Masters, 35, was expected to be released on a personal recognizance bond later Tuesday. Prosecutors promised to decide quickly whether to try him again, but a legal analyst has said that's unlikely, given the DNA evidence.

Masters was convicted of first-degree murder and sentenced to life in prison in the death of Peggy Hettrick, a manager at a woman's clothing store who was found stabbed and sexually mutilated in a field south of Fort Collins.

But a special prosecutor said last week that new tests showed DNA found on Hettrick's clothing was not from Masters but from someone else.

The special prosecutor, Don Quick, said he would ask a judge to set aside Masters' conviction and vacate his prison sentence.

About 50 people packed the small courtroom where the hearing was scheduled Tuesday morning, and more stood in the hall outside. Smiling friends and family waited in a festive atmosphere.

"It's hard to describe," said Master's uncle, John Masters. "It's (like) saying there was a death, and all of a sudden, it turns out he is alive again."

Across town, they had decorated an Elks Lodge with streamers and a "Welcome Home" sign and prepared two cakes.

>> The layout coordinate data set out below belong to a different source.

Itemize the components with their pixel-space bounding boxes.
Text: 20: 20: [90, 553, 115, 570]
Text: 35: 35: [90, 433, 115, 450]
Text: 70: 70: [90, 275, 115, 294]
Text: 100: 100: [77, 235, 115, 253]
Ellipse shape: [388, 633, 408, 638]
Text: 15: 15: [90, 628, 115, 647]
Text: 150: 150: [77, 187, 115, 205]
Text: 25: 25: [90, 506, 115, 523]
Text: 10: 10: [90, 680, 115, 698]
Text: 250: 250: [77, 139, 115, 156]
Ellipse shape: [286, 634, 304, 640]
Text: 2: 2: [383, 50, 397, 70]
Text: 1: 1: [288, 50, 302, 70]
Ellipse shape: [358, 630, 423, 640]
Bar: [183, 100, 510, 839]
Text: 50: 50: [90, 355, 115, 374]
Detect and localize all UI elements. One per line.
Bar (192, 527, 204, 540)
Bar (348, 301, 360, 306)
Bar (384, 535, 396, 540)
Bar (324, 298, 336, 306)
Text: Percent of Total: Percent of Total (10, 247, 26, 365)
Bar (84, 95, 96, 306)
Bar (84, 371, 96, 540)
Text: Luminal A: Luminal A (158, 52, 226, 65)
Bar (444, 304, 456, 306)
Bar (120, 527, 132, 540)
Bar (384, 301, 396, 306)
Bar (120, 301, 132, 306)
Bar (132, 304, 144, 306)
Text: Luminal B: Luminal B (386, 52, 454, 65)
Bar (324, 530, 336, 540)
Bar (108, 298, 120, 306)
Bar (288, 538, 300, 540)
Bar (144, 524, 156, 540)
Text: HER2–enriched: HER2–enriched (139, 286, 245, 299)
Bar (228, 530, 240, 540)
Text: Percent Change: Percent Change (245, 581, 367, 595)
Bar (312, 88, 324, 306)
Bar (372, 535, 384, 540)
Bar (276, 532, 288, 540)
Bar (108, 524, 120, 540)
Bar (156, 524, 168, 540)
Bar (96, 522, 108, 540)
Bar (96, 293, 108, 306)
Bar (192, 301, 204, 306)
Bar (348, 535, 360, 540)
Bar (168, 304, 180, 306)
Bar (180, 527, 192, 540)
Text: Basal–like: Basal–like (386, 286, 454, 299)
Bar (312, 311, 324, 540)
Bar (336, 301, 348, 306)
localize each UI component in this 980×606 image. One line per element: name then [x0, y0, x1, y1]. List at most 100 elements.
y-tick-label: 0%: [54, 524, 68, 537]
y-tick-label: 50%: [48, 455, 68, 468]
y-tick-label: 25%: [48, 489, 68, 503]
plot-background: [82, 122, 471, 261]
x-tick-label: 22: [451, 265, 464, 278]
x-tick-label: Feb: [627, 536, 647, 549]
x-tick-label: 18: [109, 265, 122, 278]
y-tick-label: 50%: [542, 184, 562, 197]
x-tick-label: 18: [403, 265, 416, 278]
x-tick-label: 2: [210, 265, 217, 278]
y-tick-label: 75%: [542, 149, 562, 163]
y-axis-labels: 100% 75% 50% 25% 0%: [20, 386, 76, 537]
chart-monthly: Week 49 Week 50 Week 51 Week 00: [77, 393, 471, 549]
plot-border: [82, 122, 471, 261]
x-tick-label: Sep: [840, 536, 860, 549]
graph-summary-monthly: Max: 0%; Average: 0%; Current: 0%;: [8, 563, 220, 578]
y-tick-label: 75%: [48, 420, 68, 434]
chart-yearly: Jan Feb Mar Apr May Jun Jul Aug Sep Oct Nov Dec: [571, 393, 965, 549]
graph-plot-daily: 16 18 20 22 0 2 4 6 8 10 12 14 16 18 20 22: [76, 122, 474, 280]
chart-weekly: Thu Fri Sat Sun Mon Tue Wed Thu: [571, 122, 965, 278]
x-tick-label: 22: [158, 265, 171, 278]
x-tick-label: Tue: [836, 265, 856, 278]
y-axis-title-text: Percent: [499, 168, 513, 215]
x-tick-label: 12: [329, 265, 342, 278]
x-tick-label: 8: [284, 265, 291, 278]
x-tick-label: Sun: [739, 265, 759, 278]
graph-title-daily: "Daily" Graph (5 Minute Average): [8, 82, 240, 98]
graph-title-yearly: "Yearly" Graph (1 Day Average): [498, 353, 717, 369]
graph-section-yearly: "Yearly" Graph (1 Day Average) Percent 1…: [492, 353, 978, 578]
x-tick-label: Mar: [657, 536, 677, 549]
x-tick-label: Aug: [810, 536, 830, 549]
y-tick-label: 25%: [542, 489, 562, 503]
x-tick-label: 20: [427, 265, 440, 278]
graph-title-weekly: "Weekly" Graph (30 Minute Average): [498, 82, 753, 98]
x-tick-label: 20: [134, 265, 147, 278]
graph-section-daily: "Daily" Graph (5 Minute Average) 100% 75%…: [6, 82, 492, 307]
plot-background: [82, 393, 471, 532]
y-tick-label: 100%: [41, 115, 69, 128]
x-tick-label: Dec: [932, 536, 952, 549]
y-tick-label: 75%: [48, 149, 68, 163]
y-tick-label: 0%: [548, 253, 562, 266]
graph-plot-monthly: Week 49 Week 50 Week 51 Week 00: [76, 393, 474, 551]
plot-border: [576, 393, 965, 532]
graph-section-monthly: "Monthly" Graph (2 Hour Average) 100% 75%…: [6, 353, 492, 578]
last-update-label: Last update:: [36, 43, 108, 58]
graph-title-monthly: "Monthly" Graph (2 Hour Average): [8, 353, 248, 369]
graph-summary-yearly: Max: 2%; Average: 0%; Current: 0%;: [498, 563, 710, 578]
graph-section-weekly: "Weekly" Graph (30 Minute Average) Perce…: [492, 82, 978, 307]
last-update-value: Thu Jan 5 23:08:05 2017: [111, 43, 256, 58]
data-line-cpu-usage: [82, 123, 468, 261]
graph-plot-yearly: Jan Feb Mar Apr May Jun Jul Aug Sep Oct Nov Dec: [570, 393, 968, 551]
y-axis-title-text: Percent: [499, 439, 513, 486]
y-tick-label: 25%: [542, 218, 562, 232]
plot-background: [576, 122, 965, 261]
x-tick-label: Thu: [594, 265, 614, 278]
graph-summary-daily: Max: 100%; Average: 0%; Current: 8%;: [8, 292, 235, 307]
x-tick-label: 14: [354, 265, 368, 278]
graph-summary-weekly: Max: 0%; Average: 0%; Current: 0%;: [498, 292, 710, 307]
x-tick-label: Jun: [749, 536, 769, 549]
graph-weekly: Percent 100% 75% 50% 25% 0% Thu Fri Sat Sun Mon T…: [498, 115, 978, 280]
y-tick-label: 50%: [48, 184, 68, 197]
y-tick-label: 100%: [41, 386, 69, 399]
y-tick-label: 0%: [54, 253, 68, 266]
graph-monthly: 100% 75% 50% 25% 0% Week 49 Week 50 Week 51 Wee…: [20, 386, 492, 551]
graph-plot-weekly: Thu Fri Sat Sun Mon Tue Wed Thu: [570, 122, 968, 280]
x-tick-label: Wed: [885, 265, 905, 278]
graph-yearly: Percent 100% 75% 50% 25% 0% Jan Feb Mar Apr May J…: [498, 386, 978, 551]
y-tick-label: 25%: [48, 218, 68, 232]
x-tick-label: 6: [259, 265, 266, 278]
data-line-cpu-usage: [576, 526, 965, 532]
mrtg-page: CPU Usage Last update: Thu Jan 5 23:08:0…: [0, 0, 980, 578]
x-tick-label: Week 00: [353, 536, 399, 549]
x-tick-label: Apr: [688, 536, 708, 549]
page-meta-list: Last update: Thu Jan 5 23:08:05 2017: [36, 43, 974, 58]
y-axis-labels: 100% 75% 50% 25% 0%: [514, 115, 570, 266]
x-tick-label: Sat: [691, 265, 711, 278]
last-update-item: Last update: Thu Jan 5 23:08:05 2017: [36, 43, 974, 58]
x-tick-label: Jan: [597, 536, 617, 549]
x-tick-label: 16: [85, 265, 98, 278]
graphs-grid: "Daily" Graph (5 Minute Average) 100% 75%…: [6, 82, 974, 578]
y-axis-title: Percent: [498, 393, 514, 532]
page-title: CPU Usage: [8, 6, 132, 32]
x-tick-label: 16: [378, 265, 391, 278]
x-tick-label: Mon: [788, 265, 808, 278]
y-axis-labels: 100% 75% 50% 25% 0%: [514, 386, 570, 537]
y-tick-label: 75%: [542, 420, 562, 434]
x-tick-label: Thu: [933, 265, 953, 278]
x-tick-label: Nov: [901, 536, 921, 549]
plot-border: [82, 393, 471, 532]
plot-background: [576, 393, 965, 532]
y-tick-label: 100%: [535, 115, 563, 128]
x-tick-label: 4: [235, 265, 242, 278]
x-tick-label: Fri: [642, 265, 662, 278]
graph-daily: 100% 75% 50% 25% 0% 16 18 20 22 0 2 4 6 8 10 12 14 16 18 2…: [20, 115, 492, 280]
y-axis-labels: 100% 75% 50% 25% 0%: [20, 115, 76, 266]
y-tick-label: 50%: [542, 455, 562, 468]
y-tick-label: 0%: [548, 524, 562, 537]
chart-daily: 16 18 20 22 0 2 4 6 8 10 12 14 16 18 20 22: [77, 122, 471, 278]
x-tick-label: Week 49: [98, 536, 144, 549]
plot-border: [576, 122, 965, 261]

Hettrick was killed in 1987, but Fort Collins police investigated for more than a decade before arresting Masters. He was 15 at the time she died and lived near the field where her body was found.

Masters' new attorneys have said detectives wrongly focused on Masters instead of other suspects.

During an appeal heard over the past few months in Larimer County District Court, the defense and special prosecutors assigned to the case said crucial information had been withheld from Masters' trial lawyers.

Masters was brought to the Larimer County jail on Monday afternoon from a state prison in Buena Vista. His family prepared a welcome-home party and bought him street clothes.

"We're so thrilled," said Masters' aunt, Betty Schneider. "We just love this kid, and we're glad he's coming home."